When I look at different proofs of the Jordan-Chevalley decomposition of a matrix, the minimal hypothesis I usually found is about the perfection of the field over which such decomposition occurs (e.g. Wikipedia article). But it seems to me that the gist of the proofs is not about the field but about the type of characteristic polynomial of the matrix.
More precisely, by using the two following definitions for a general ring $A$
Definition 1 A $n\times n$-matrix $M$ with coefficients in the ring A is semisimple if $A^n$ is a semi-simple $A[M]$-module (here I am using the definition provided in the answer of @ಠ_ಠ below)
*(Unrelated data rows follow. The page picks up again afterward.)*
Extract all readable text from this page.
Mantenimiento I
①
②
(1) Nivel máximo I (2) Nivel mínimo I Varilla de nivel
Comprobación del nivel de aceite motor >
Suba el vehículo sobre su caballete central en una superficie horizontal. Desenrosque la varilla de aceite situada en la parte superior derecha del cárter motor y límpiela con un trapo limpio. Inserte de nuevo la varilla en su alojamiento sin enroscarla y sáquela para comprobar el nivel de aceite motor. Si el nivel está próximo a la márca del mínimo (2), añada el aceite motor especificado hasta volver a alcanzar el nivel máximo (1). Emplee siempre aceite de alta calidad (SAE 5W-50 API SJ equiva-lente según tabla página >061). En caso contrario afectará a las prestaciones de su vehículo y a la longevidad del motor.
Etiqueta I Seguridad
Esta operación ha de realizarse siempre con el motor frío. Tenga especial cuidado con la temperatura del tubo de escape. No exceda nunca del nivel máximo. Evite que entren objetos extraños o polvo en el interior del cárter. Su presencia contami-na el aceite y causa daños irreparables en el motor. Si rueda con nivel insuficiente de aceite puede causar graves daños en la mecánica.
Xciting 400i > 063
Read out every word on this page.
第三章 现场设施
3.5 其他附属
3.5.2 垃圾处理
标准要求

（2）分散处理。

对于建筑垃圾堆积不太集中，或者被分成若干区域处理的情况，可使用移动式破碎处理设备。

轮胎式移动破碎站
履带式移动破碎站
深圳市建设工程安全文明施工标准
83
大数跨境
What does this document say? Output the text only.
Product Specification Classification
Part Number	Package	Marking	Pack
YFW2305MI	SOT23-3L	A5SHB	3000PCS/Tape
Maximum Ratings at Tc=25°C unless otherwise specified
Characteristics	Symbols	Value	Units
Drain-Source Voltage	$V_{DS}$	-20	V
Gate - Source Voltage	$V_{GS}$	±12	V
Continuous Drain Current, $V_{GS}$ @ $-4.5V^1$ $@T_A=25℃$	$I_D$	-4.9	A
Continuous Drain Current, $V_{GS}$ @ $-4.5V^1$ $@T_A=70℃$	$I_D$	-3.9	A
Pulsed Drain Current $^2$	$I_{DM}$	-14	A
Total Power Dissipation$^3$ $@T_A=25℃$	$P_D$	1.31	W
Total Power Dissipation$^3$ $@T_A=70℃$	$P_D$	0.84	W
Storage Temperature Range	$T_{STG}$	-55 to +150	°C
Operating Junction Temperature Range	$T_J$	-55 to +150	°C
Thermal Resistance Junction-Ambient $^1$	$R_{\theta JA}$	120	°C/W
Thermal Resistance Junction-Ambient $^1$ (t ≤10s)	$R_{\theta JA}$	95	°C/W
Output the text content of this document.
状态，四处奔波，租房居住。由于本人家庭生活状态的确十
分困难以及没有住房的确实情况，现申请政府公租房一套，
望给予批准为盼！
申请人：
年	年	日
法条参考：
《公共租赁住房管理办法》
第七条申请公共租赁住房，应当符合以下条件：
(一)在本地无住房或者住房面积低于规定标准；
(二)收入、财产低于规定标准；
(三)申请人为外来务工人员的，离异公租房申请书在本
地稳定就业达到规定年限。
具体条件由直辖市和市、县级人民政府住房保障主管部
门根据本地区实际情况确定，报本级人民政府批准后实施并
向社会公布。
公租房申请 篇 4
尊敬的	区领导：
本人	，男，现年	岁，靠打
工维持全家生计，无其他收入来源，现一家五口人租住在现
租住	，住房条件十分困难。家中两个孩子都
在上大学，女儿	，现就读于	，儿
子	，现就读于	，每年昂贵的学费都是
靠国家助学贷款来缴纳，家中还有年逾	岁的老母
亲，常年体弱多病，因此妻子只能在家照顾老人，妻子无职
Definition 2 A separable polynomial $P$ of $A[X]$ is a polynomial whose discriminant is invertible in $A$
Then is the following statement true?
A matrix $M$ over $A$ have a unique Jordan-Chevalley decomposition if its characteristic polynomial divides a power of a separable polynomial.
Edit By Jordan decomposition I mean here the additive one, i.e. there exist $M_s$ and $M_n$, two $n\times n$ $A$-matrices respectively semi-simple and nilpotent, such that $$M=M_s+M_n$$
If it is not, what kind of general property should the ring $A$ have to make it true (like $A$ is a domain, etc.)
Edit 2 I believe my definition 1 is equivalent in a domain to the fact that the matrix is diagonalizable in an algebraic extension of the fraction field which is equivalent to the fact that the matrix is cancelled by a separable polynomial (definition 2) in $A[X]$
If $K$ is a commutative ring and $V$ is a $K$-module, then a choice of endomorphism $f \in \text{End}_K(V)$ is the same as a representation of the $K$-algebra $K[f]$ on $V$. This is proved in Aluffi's Algebra text in section VI.7.1. Then we say $f$ is simple (resp. semisimple) if $V$ is simple (resp. semisimple) as a $K[f]$-module.
Sorry I can't help with the rest of your questions.